SAÚDE DA MULHER

O papel oculto da tuba uterina na infertilidade feminina

Representação visual de uma tuba uterina.
A tuba uterina é essencial para a concepção, mas sua funcionalidade é complexa.

Muitas pacientes enfrentam dificuldades para engravidar mesmo com exames normais; entenda por que a funcionalidade da tuba uterina é frequentemente subestimada.

A infertilidade feminina é uma jornada marcada por diagnósticos complexos e muitas vezes incompreendidos, especialmente quando a investigação se volta para a tuba uterina. O órgão, erroneamente reduzido a um simples canal de passagem entre o ovário e o útero, desempenha um papel biológico vital que vai muito além da permeabilidade.

Conforme explicado por Paulo Galo, especialista em reprodução humana e professor de ginecologia da Universidade do Estado do Rio de Janeiro (UERJ), a fecundação não ocorre no útero, mas sim dentro da trompa.
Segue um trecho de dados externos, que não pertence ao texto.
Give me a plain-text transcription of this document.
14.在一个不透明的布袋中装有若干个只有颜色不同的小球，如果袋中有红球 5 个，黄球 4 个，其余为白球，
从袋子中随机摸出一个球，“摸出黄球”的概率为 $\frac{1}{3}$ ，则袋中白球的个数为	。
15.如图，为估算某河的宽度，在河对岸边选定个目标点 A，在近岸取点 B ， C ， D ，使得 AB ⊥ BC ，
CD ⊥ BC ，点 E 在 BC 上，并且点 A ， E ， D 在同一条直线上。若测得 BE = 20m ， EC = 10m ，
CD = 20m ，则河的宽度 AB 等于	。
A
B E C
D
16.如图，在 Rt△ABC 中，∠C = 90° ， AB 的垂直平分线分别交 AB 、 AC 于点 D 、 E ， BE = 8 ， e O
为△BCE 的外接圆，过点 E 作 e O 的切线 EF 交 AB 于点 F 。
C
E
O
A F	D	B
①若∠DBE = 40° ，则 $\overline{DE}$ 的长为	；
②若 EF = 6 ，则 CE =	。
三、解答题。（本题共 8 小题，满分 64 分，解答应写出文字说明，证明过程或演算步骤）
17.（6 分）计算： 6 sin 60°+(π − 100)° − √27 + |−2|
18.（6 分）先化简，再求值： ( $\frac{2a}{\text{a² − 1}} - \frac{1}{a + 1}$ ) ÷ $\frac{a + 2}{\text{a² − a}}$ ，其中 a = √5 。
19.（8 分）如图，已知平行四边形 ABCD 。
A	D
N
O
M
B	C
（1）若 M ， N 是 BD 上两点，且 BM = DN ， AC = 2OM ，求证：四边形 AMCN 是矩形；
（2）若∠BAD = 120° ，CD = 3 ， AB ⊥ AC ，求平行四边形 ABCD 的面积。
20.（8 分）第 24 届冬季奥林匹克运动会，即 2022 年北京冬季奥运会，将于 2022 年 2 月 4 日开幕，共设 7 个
É nesse canal que o óvulo e o espermatozoide se encontram e onde o embrião inicia seu desenvolvimento nos primeiros cinco dias de vida.

O grande desafio clínico reside no fato de que uma tuba uterina pode estar totalmente aberta — o que é confirmado pelos exames de rotina, como a histerossalpingografia — e, ainda assim, ser disfuncional. Edson Borges, diretor científico do FertGroup Medicina Reprodutiva, esclarece que a saúde do órgão depende da integridade dos cílios internos, responsáveis pelo transporte do embrião. "Não basta que a trompa esteja aberta. Ela precisa ser funcionalmente adequada", afirma.

Processos inflamatórios decorrentes de infecções, como clamídia e gonococo, podem comprometer permanentemente esses cílios sem causar uma obstrução total. Esse cenário cria uma "zona cega" diagnóstica: o casal recebe o rótulo de infertilidade sem causa aparente, enquanto, na prática, a tuba uterina falha em nutrir e conduzir o embrião ao útero. Esse comprometimento também aumenta o risco de gravidez ectópica, onde o embrião se implanta no local errado por não conseguir progredir.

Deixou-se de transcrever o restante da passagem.